Bird Art for my Yard
A few months back I was in the Commons (a new downtown Minneapolis park) having coffee with some friends when I noticed an interesting sculpture. I glanced at it briefly, long enough to find it unique, but then we continued walking. It wasn't until this weekend that I finally realized what that sculpture was and its intended message. Those same friends told me about an event at the University of Minnesota campus where they were giving out pieces of a dismantled sculpture. After stopping by and grabbing two (a bird house and feeder) it finally dawned on me that the pieces they were giving away were part of that sculpture I had seen in the Commons.

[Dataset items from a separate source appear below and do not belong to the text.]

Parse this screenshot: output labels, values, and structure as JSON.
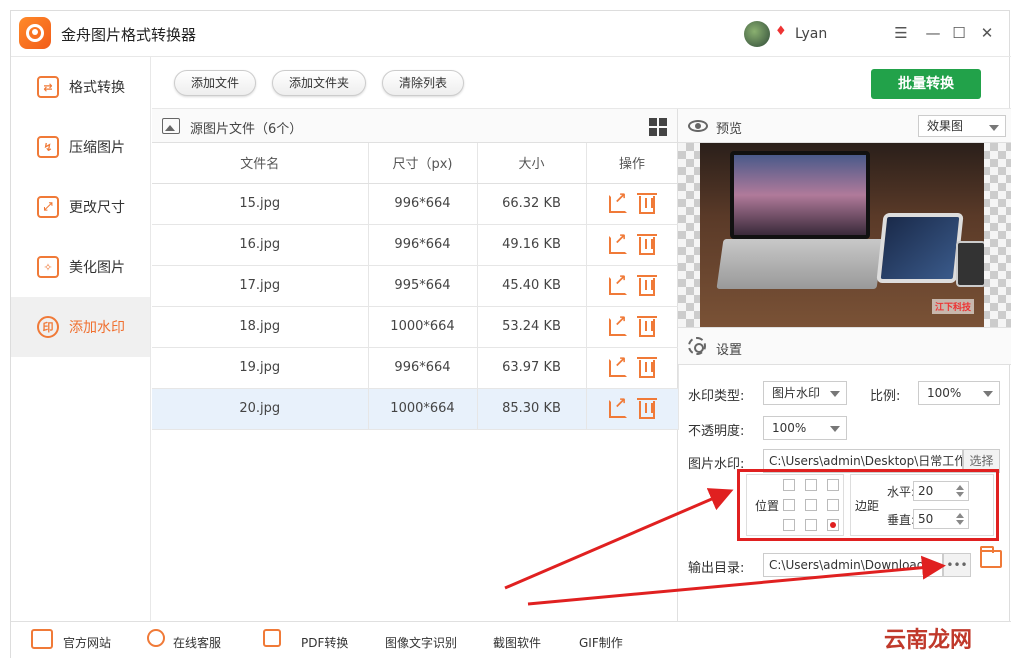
{
  "app": {
    "title": "金舟图片格式转换器",
    "user": "Lyan"
  },
  "window_controls": {
    "menu": "☰",
    "minimize": "—",
    "maximize": "☐",
    "close": "✕"
  },
  "sidebar": {
    "items": [
      {
        "label": "格式转换",
        "icon": "convert-icon"
      },
      {
        "label": "压缩图片",
        "icon": "compress-icon"
      },
      {
        "label": "更改尺寸",
        "icon": "resize-icon"
      },
      {
        "label": "美化图片",
        "icon": "beautify-icon"
      },
      {
        "label": "添加水印",
        "icon": "watermark-icon",
        "active": true
      }
    ]
  },
  "toolbar": {
    "add_file": "添加文件",
    "add_folder": "添加文件夹",
    "clear_list": "清除列表",
    "batch_convert": "批量转换"
  },
  "file_panel": {
    "title": "源图片文件（6个）",
    "columns": [
      "文件名",
      "尺寸（px)",
      "大小",
      "操作"
    ],
    "rows": [
      {
        "name": "15.jpg",
        "size": "996*664",
        "filesize": "66.32 KB"
      },
      {
        "name": "16.jpg",
        "size": "996*664",
        "filesize": "49.16 KB"
      },
      {
        "name": "17.jpg",
        "size": "995*664",
        "filesize": "45.40 KB"
      },
      {
        "name": "18.jpg",
        "size": "1000*664",
        "filesize": "53.24 KB"
      },
      {
        "name": "19.jpg",
        "size": "996*664",
        "filesize": "63.97 KB"
      },
      {
        "name": "20.jpg",
        "size": "1000*664",
        "filesize": "85.30 KB",
        "selected": true
      }
    ]
  },
  "preview": {
    "title": "预览",
    "mode": "效果图",
    "watermark_text": "江下科技"
  },
  "settings": {
    "title": "设置",
    "watermark_type_label": "水印类型:",
    "watermark_type": "图片水印",
    "ratio_label": "比例:",
    "ratio": "100%",
    "opacity_label": "不透明度:",
    "opacity": "100%",
    "image_wm_label": "图片水印:",
    "image_wm_path": "C:\\Users\\admin\\Desktop\\日常工作",
    "choose": "选择",
    "position_label": "位置",
    "margin_label": "边距",
    "horizontal_label": "水平:",
    "horizontal": "20",
    "vertical_label": "垂直:",
    "vertical": "50",
    "output_label": "输出目录:",
    "output_path": "C:\\Users\\admin\\Downloads",
    "more": "•••"
  },
  "footer": {
    "items": [
      "官方网站",
      "在线客服",
      "PDF转换",
      "图像文字识别",
      "截图软件",
      "GIF制作"
    ]
  },
  "site_mark": "云南龙网",
  "colors": {
    "accent": "#f07a38",
    "green": "#22a24a",
    "annotation_red": "#e02020"
  }
}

Intrigued by the sculpture and the physical map they used to track where the bird feeder, bath, and homes were going I did some research into the history of the installment. It was called Orbacle's and won the Minn_Lab Creative City Challenge of 2017 which is why it was placed in the Commons for the past 5 months. The installation was 3 clusters that looked like bird nests on stilts. The structures were composed of 147 houses, 147 feeders, and 147 baths. The number 147 represents the 147 bird species that call Minnesota home. What is so unique about each module is that the metal hood over each wood structure is proportional to the typical length and wingspan of the species intended for each module.
The installation was more than a work of art or habitat for birds. It was designed to connect visitors to the reality of climate change through the story of birds in Minnesota and the language of our senses. The Orbacle's were named A, B, and C and each represented a different scenario for birds in Minnesota depending on future emission levels. Orbacle A was the current situation, B is a low emissions scenario (the scenario the City of Minneapolis is planning for with our greenhouse gas reduction goals), and C is the high emission scenario resulting if we continue without modification of our fossil fuel consumption. We could lose most of our bird species if we follow the path to C. Their website has an interactive image showing the three scenarios, but the houses themselves were color coded to allow visitors to visually see the damage that could be done.

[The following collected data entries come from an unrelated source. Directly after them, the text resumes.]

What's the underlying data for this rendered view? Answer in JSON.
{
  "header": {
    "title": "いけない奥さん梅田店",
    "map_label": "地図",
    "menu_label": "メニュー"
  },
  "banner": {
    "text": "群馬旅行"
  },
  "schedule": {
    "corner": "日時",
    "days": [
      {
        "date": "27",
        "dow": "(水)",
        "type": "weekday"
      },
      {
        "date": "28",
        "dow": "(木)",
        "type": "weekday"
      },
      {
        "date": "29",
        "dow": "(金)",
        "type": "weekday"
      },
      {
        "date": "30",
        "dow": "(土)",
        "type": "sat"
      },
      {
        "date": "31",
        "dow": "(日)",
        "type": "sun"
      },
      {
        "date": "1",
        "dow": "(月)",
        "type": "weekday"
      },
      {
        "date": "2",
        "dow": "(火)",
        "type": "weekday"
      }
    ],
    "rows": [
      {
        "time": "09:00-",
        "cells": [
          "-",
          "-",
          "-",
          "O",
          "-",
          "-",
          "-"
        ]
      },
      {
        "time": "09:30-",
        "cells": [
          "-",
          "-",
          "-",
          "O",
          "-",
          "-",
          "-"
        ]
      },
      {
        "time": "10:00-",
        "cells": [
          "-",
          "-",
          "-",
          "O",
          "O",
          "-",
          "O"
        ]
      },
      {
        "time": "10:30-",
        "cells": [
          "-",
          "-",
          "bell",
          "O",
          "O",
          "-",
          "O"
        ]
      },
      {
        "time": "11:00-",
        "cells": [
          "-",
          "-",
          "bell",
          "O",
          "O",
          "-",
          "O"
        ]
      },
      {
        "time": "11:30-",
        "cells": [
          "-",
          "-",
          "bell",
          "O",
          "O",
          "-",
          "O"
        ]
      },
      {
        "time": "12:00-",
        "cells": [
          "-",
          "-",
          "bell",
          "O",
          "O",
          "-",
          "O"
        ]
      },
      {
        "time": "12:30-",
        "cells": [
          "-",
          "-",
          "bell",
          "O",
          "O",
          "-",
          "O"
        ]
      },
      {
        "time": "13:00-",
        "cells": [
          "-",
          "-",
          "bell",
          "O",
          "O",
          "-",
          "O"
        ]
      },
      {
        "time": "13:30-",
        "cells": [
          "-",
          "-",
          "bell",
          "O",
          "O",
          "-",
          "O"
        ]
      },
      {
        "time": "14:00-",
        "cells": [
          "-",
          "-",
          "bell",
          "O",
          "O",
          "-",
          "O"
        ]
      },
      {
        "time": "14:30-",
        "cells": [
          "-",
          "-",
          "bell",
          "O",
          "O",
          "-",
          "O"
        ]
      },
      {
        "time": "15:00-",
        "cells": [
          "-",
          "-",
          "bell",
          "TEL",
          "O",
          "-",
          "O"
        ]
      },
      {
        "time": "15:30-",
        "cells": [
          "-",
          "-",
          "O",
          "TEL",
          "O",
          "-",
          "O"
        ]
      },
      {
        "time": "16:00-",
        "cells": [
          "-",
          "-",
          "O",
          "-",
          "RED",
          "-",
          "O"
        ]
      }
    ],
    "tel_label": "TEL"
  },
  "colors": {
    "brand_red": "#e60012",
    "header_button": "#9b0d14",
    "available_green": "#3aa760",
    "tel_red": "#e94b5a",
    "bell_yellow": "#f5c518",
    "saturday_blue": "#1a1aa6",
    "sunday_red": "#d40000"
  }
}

The installation was not meant to just pass along some facts, but to get citizens involved in changing habits in order to protect not only birds in Minnesota and beyond, but the environment at large. Four steps to start are: conserve energy, eat local, educate yourself, and start climate conversations and take action. The first three are easy, but the fourth can push you out of your comfort zone. An easy way to start is getting involved with a local environmental organization.

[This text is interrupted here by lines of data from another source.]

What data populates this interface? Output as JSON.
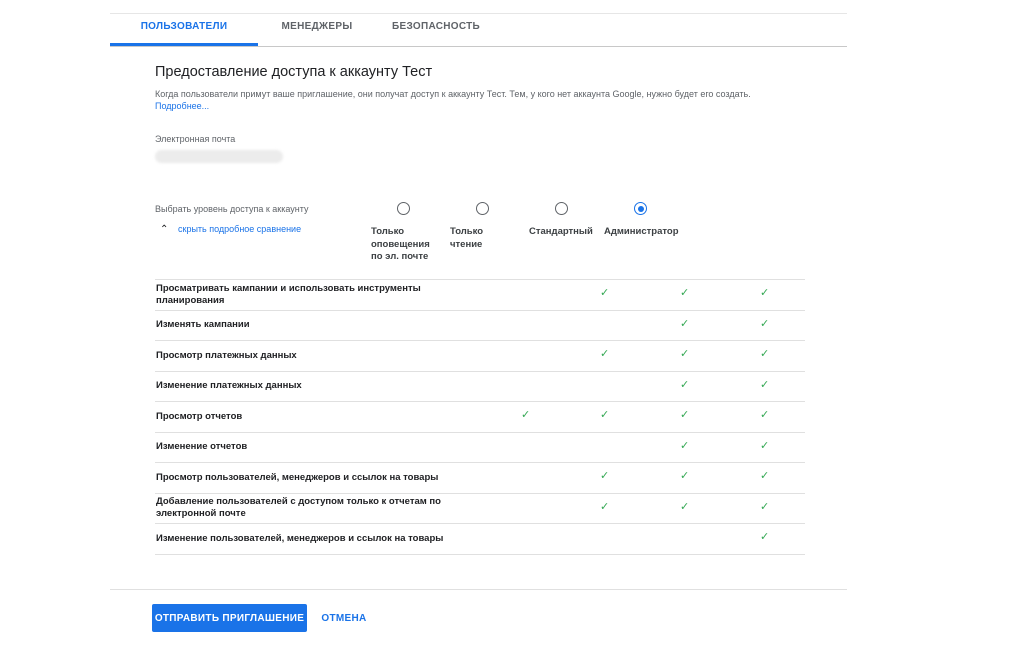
{
  "tabs": [
    {
      "label": "ПОЛЬЗОВАТЕЛИ",
      "active": true
    },
    {
      "label": "МЕНЕДЖЕРЫ",
      "active": false
    },
    {
      "label": "БЕЗОПАСНОСТЬ",
      "active": false
    }
  ],
  "title": "Предоставление доступа к аккаунту Тест",
  "description": "Когда пользователи примут ваше приглашение, они получат доступ к аккаунту Тест. Тем, у кого нет аккаунта Google, нужно будет его создать.",
  "learn_more": "Подробнее...",
  "email": {
    "label": "Электронная почта",
    "value": "email-redacted"
  },
  "access_level": {
    "label": "Выбрать уровень доступа к аккаунту",
    "toggle_label": "скрыть подробное сравнение",
    "selected_index": 3,
    "levels": [
      {
        "label": "Только оповещения по эл. почте"
      },
      {
        "label": "Только чтение"
      },
      {
        "label": "Стандартный"
      },
      {
        "label": "Администратор"
      }
    ]
  },
  "permissions": [
    {
      "label": "Просматривать кампании и использовать инструменты планирования",
      "checks": [
        false,
        true,
        true,
        true
      ]
    },
    {
      "label": "Изменять кампании",
      "checks": [
        false,
        false,
        true,
        true
      ]
    },
    {
      "label": "Просмотр платежных данных",
      "checks": [
        false,
        true,
        true,
        true
      ]
    },
    {
      "label": "Изменение платежных данных",
      "checks": [
        false,
        false,
        true,
        true
      ]
    },
    {
      "label": "Просмотр отчетов",
      "checks": [
        true,
        true,
        true,
        true
      ]
    },
    {
      "label": "Изменение отчетов",
      "checks": [
        false,
        false,
        true,
        true
      ]
    },
    {
      "label": "Просмотр пользователей, менеджеров и ссылок на товары",
      "checks": [
        false,
        true,
        true,
        true
      ]
    },
    {
      "label": "Добавление пользователей с доступом только к отчетам по электронной почте",
      "checks": [
        false,
        true,
        true,
        true
      ]
    },
    {
      "label": "Изменение пользователей, менеджеров и ссылок на товары",
      "checks": [
        false,
        false,
        false,
        true
      ]
    }
  ],
  "buttons": {
    "send": "ОТПРАВИТЬ ПРИГЛАШЕНИЕ",
    "cancel": "ОТМЕНА"
  },
  "colors": {
    "accent": "#1a73e8",
    "check": "#34a853"
  },
  "icons": {
    "check": "check-icon",
    "collapse": "chevron-up-icon"
  }
}
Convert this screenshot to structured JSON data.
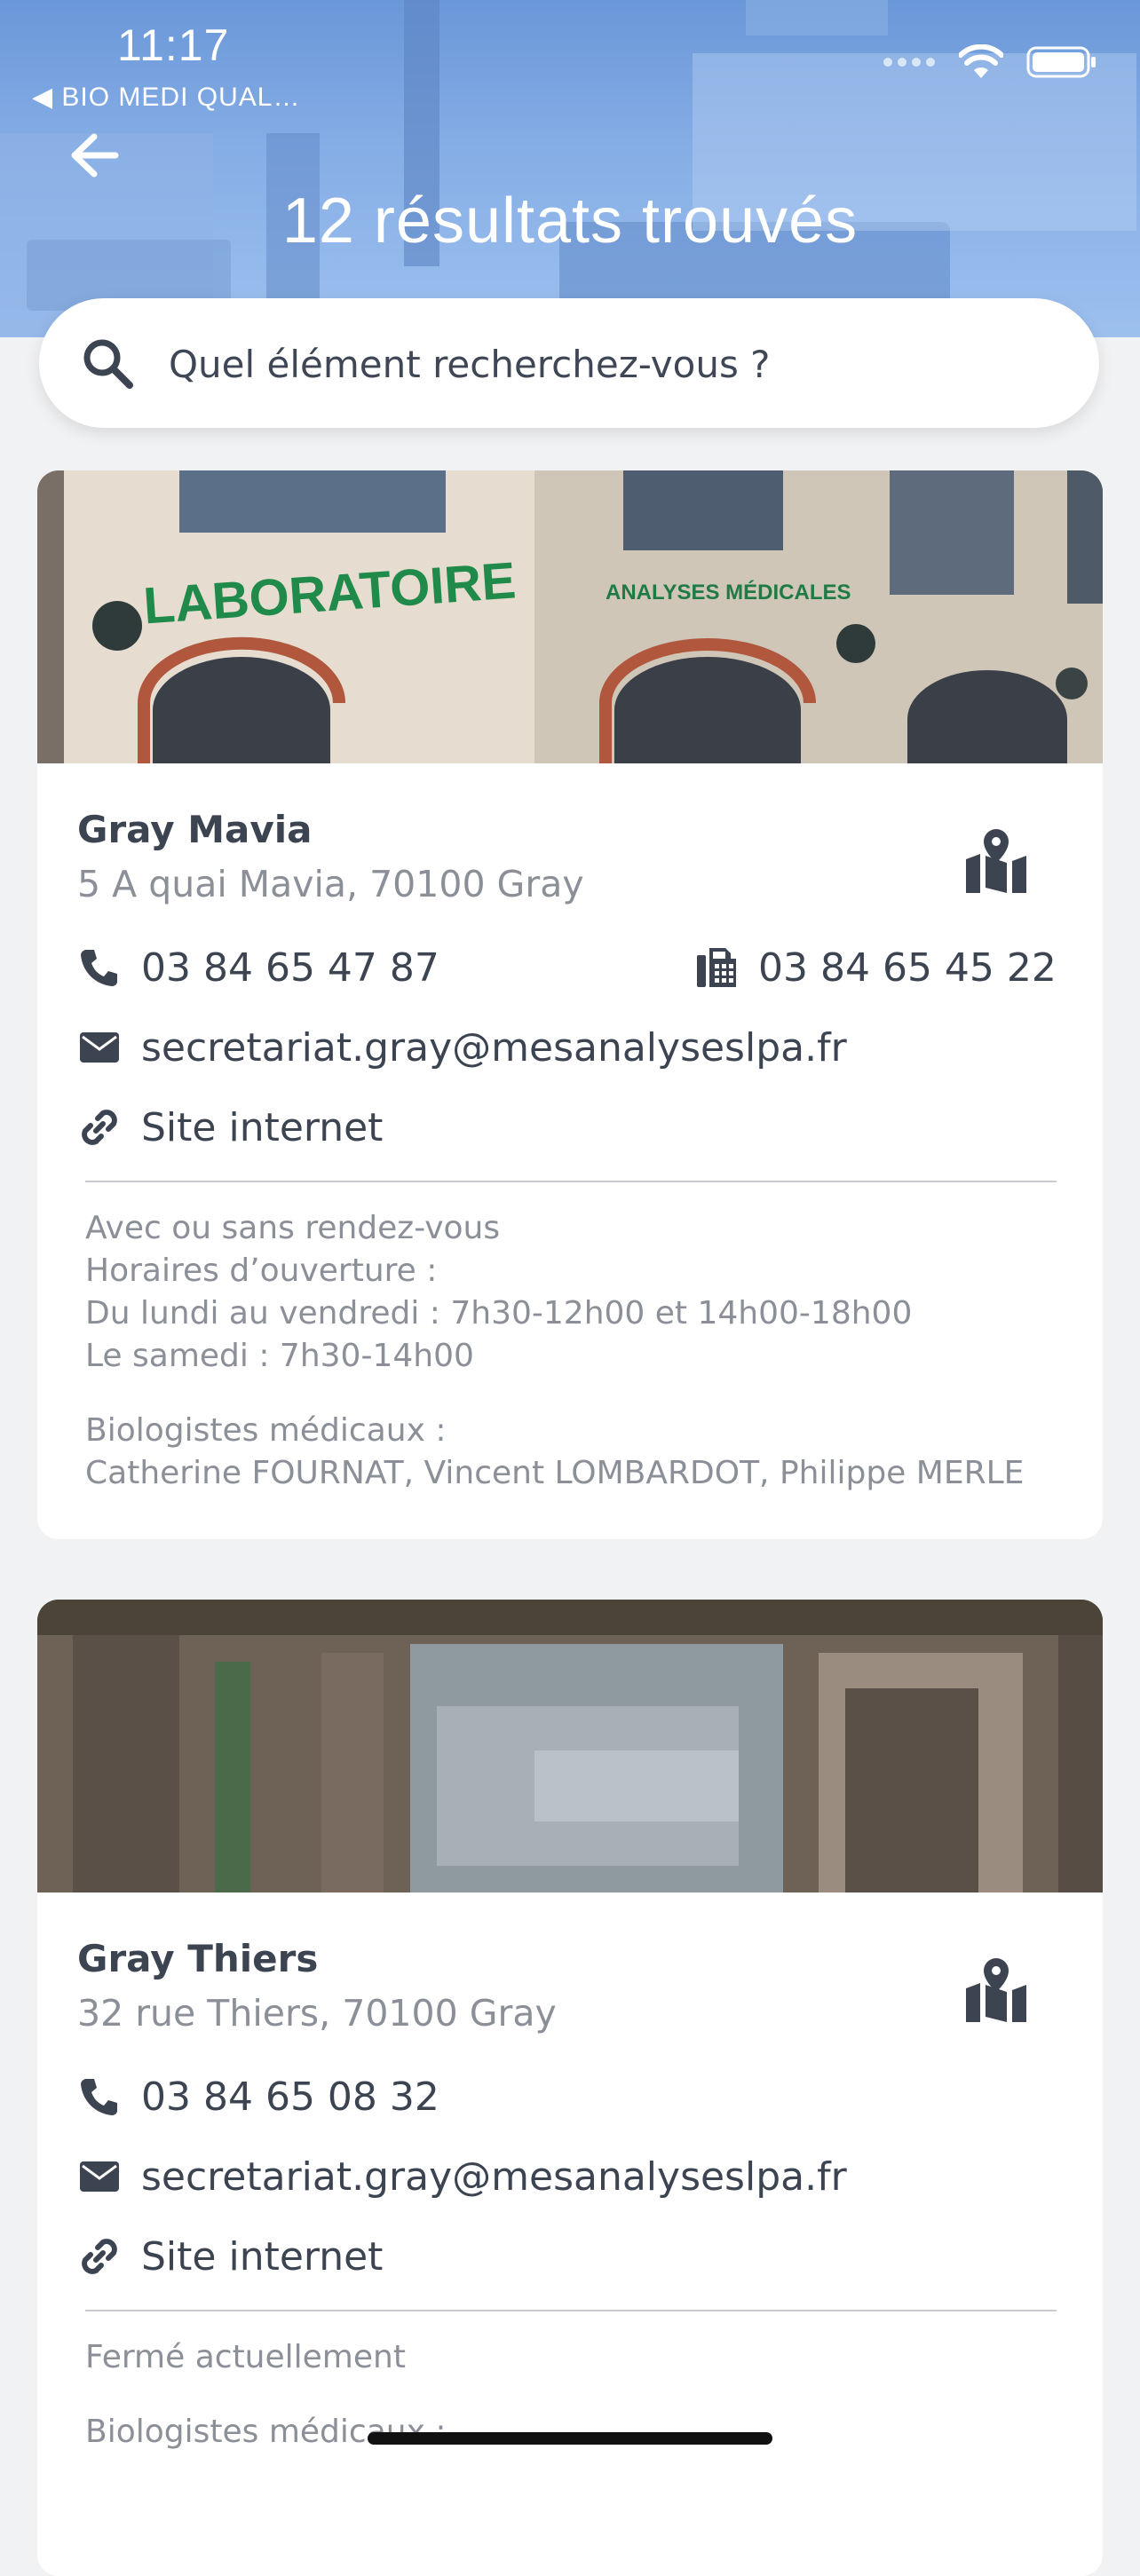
{
  "status_bar": {
    "time": "11:17",
    "back_app": "◀ BIO MEDI QUAL…"
  },
  "header": {
    "title": "12 résultats trouvés"
  },
  "search": {
    "placeholder": "Quel élément recherchez-vous ?"
  },
  "labs": [
    {
      "name": "Gray Mavia",
      "address": "5 A quai Mavia, 70100 Gray",
      "phone": "03 84 65 47 87",
      "fax": "03 84 65 45 22",
      "email": "secretariat.gray@mesanalyseslpa.fr",
      "website": "Site internet",
      "hours": [
        "Avec ou sans rendez-vous",
        "Horaires d’ouverture :",
        "Du lundi au vendredi : 7h30-12h00 et 14h00-18h00",
        "Le samedi : 7h30-14h00"
      ],
      "biologists_label": "Biologistes médicaux :",
      "biologists": "Catherine FOURNAT, Vincent LOMBARDOT, Philippe MERLE"
    },
    {
      "name": "Gray Thiers",
      "address": "32 rue Thiers, 70100 Gray",
      "phone": "03 84 65 08 32",
      "email": "secretariat.gray@mesanalyseslpa.fr",
      "website": "Site internet",
      "status": "Fermé actuellement",
      "biologists_label": "Biologistes médicaux :"
    }
  ],
  "colors": {
    "header_blue": "#7aa3e0",
    "text_dark": "#3c4452",
    "text_muted": "#8b8f97",
    "background": "#f1f2f4"
  },
  "icons": [
    "back-arrow-icon",
    "search-icon",
    "map-icon",
    "phone-icon",
    "fax-icon",
    "envelope-icon",
    "link-icon",
    "wifi-icon",
    "battery-icon"
  ]
}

As soon as next spring arrives I plan to install my bird house and feeder. They will be daily reminders of what they were built to represent. Birds are just one species that is affected by climate change. Many more across the globe are struggling to adapt because of something we created and can easily fix if we all work together. I challenge everyone reading this to take at least one step towards reducing your carbon footprint. Enough small steps put together can create lasting change.